Since launching his campaign two years ago Obama has pledged to overhaul or improve dozens of domestic and foreign policies and programs. In his address Tuesday, he also stressed his determination to lift America's global image. The more than 1 million spectators on and around the National Mall for Obama's swearing-in Tuesday personified how high a bar Obama's supporters have set for him.
"Expectations are so sky high for him, I think a lot of Americans expect things to turn around in six months," said Larry Sabato, director of the University of Virginia Center for Politics. He said two years might be a more realistic goal for major changes to take place under the Obama administration.
The president cautioned about the challenges ahead in his inaugural address Tuesday. He said the Iraq and Afghanistan wars, the economic crisis, the rising cost of health care and a "far-reaching network of violence and hatred" would test the nation.
"They will not be met easily or in a short span of time," he said. "But know this America -- they will be met."
Obama and his team were planning for their transition to power even before he was elected.
The U.S. Senate unanimously confirmed six of his Cabinet nominees Tuesday, just hours after Obama took the oath of office.
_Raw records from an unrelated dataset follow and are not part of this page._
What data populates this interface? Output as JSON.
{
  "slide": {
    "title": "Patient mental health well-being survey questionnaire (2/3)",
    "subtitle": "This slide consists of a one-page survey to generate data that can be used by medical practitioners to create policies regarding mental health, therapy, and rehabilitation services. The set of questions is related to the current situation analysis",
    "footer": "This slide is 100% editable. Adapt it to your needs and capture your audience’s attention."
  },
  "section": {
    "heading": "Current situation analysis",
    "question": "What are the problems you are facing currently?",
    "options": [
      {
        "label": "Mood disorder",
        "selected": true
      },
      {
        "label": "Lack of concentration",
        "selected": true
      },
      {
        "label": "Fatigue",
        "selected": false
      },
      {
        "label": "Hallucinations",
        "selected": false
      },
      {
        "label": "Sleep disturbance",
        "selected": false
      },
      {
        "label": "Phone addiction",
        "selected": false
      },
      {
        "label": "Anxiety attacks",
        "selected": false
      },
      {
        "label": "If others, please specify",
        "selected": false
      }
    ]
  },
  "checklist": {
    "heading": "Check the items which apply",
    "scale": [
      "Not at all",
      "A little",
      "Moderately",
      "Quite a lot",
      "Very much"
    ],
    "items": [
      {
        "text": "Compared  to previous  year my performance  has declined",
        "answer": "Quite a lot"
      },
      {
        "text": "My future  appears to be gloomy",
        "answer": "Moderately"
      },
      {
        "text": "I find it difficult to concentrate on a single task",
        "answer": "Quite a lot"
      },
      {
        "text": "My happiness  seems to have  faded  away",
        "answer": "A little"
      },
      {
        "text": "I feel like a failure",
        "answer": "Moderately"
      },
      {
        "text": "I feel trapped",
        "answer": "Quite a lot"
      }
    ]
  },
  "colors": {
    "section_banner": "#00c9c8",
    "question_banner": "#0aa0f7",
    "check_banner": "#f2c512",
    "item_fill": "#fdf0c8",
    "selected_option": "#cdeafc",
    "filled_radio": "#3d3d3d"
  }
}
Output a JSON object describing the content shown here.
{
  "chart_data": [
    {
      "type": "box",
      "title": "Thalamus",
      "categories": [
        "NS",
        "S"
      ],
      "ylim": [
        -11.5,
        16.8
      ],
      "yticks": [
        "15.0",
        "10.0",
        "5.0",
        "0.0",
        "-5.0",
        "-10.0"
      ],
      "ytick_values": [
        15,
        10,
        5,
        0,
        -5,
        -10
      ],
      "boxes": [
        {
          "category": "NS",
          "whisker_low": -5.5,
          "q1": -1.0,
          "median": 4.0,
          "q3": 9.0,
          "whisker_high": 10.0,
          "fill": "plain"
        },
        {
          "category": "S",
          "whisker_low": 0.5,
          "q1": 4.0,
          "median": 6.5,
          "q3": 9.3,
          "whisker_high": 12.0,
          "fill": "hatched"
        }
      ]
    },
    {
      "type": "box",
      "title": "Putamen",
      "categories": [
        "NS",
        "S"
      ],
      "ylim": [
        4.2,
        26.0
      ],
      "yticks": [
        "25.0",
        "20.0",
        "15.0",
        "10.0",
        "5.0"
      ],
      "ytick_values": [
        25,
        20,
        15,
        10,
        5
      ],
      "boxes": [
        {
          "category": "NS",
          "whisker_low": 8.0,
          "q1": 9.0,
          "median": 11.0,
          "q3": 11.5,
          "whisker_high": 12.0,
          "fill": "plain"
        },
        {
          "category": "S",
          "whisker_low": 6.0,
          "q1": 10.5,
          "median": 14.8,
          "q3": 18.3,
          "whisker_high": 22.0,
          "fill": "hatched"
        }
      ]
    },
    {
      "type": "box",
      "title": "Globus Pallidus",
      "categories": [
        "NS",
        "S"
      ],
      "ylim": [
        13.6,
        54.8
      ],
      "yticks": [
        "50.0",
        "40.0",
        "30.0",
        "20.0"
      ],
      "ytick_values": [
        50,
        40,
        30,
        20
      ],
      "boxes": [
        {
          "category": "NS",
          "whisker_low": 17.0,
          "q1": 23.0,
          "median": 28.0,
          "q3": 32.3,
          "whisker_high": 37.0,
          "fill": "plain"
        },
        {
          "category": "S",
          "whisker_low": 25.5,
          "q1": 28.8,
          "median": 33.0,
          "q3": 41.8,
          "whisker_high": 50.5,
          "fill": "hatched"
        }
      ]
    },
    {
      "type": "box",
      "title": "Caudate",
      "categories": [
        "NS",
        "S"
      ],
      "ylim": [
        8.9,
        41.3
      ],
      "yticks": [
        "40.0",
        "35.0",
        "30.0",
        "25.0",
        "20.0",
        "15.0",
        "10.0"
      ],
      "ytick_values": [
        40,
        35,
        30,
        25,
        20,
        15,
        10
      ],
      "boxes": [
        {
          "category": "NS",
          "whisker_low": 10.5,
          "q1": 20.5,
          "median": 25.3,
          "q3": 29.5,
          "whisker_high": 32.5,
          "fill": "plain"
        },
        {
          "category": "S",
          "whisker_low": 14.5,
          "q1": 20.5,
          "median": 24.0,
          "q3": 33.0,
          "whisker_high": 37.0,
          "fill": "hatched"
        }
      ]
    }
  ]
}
But Geithner might still have to undergo some grilling when his postponed hearing comes up Wednesday before the Finance Committee. Geithner was under fire for revelations about his initial failure to pay $34,000 in back taxes while working for the International Monetary Fund.
Lawmakers will determine whether those tax follies will cost him the job of serving as rudder for the nation's unstable economy. But Obama advisers, and even some Republicans, say they don't expect Geithner's nomination will be blocked over the tax matter.
The vote for Hillary Clinton's nomination for secretary of state was also held up until Wednesday over a single senator's objection. But Senate Majority Leader Harry Reid spokesman Jim Manley said Clinton would nevertheless "receive overwhelming bipartisan support."
Among those confirmed Tuesday were Obama's pick for energy secretary, Steven Chu, homeland security secretary, Janet Napolitano; agriculture secretary, Tom Vilsack; education secretary, Arne Duncan; interior secretary Ken Salazar; and veterans affairs secretary Eric Shinseki.